Was spricht für einen Beitritt

Säße Ratko Mladić heute im Gefängnis, wenn Serbien nicht der EU beitreten möchte? Es war vor allem Druck aus Brüssel, der Belgrad dazu bewogen hat, den flüchtigen Exgeneral zu verhaften. Und es ist unter anderem Druck aus der EU, der die Führung Serbiens und des Kosovo dazu bringt, über technische Fragen zu verhandeln. Belgrad und Prishtina ist klar, dass eine EU-Vollmitgliedschaft kaum realistisch ist, wenn sie ihren Disput nicht beenden.

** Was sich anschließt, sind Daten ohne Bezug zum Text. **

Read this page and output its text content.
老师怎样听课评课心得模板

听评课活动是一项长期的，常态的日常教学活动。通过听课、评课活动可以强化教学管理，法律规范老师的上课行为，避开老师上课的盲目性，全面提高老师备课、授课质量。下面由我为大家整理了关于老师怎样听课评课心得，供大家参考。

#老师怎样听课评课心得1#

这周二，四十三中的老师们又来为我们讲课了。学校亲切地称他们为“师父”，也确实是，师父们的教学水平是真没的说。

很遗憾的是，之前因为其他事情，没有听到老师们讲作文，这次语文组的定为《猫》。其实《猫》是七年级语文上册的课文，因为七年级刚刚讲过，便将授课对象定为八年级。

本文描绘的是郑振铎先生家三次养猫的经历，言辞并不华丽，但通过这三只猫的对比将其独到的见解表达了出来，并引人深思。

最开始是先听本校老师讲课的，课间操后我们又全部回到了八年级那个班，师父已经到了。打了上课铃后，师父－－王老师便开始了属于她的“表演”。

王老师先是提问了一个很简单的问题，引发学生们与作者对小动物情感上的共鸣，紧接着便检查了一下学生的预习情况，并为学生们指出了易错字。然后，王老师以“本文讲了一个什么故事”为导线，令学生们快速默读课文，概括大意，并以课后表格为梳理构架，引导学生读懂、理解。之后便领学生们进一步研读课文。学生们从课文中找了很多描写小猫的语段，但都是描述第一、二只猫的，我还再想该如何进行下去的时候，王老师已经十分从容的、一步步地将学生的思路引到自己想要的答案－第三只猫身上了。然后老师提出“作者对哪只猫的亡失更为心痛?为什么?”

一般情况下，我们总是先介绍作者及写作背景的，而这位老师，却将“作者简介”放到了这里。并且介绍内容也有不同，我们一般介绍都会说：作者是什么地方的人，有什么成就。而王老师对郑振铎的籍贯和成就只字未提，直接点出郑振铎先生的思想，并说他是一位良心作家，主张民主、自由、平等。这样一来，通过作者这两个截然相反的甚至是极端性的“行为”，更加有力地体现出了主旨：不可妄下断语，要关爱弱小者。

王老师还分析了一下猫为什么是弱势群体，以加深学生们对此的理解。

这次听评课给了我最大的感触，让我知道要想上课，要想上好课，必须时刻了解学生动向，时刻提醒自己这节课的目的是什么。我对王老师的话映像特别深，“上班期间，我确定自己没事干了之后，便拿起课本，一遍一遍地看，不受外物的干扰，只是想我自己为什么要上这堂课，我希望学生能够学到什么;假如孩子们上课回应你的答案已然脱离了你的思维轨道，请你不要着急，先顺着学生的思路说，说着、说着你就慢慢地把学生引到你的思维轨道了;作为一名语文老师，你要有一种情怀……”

Der Wunsch, der EU beitreten zu dürfen, wirkte in den vergangenen Jahren als gewaltiger Reformmotor in ganz Südosteuropa. Dort nimmt die EU noch die Rolle ein, die ihr einst auch in Westeuropa zugedacht war: die Rolle eines Friedensprojekts. So war die Aussicht auf einen EU-Kandidatenstatus eine wichtige diplomatische Waffe, als es 2001 galt, ein Friedensabkommen in Mazedonien zu schließen. Und die Idee, dass alle ohnehin einmal in einem gemeinsamen Europa aufgehen, in dem Grenzen nicht mehr wichtig sind, wirkt durchaus als Medizin gegen neue Teilungstendenzen in Bosnien und Herzegowina. Dort spielen nationalistische Serben und Kroaten mit dem Gedanken, sich abzuspalten und den „Mutterländern“ Serbien und Kroatien anzuschließen.

Ängste vor Schaden für die Sicherheit und den Euro relativieren sich dadurch, dass all diese Länder mit dem EU-Beitritt noch lange nicht ihre Grenzen öffnen oder die Gemeinschaftswährung einführen dürfen. Hier werden die Kriterien eher verschärft als erleichtert. Alle neu aufzunehmenden Staaten Südosteuropas – von Kroatien bis Albanien – haben zusammen nur 24 Millionen Einwohner, so viel wie Rumänien allein. Der Brocken, den die EU verdauen müsste, wäre also nicht sehr groß.

Zugleich ist die Region wirtschaftlich interessant. Bis zur Finanzkrise 2008 zählte der Westbalkan mit jährlich plus sechs Prozent zu den am stärksten wachsenden Wirtschaftsräumen Europas. Österreich kann als Nachbarstaat sowohl ökonomisch als auch sicherheitspolitisch von einem EU-Beitritt dieser Länder nur profitieren.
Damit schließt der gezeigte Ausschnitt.